Rail Development Authority

It is a proposed independent body, housed outside the Ministry of Railways. It was also recommended by Bibek Debroy Committee.

 
Funding:
  • The authority will be funded through the annual railway budget sanctioned by the Parliament. The approved Budget would be placed at the disposal of the regulatory authority.
  • It would also be permitted to arrange funds through adjudication fees, penalties levied and any other source as specified in the proposed Act.
 
Functions to be performed by the authority:
  • The proposed Rail Development Authority will be mandated to set passenger and freight tariff, ensure fair play and level-playing field for private investments in Railways, maintain efficiency and performance standards, disseminate information such as statistics and forecasts related to the sector.

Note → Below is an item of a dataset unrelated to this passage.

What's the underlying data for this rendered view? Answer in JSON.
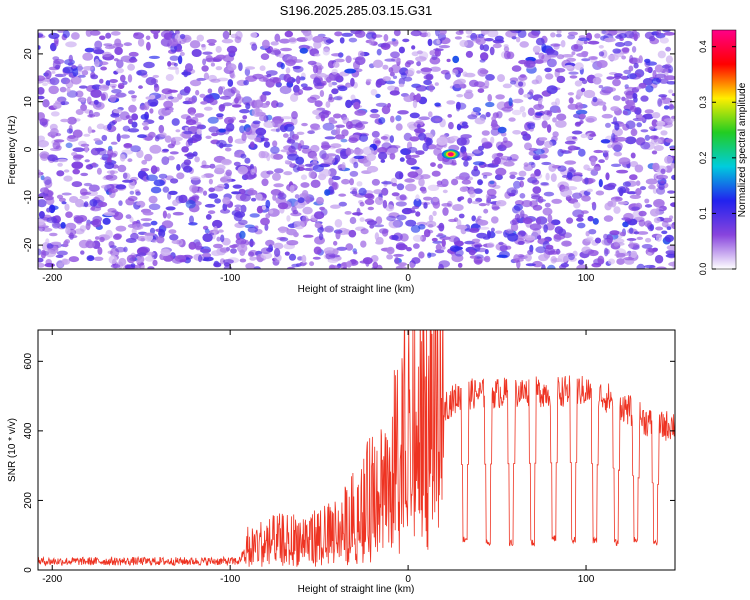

  • The authority will set tariff based on cost recovery principle and “what the traffic can bear.”
  • All the direct and indirect costs such as pension liabilities, debt servicing, replacements and renewals along with productivity parameters, market-driven demand and supply forces and future investments will be considered by the regulator before setting tariffs.
  • The authority will be authorised to penalise cartelisation, abuse of dominance and other unfair market mechanisms.
 
Who sets the Rail Tariff at present?
At present, the tariff is set by the Union government. Earlier, the revised tariff was usually announced by the Union Rail Minister in Parliament but this practice was discontinued after protests by the Members of Parliament over any proposal to hike tariff.
 
Why we need such a body?
  • The proposal for setting up a regulator comes at a time when the estimated losses in passenger segment has ballooned from Rs 6159 crore in 2004-05 to provisional estimate of over Rs 30,000 crore in 2015-16, primarily due to sharp increases in input costs and no proportionate increase in fares over the same period.
  • Keeping fares within affordable limits has led to cross-subsidisation of passenger services leading to erosion of railway’s market share in freight. The total share of railways in the total transportation of freight traffic has declined from 89% in 1950-51 to 36% in 2007-08.
  • The full potential of the railway sector has not been tapped as “investors have generally been shy of investing in an industry where far too much is still being done or controlled by government and the risk or return trade-off is not always favourable.”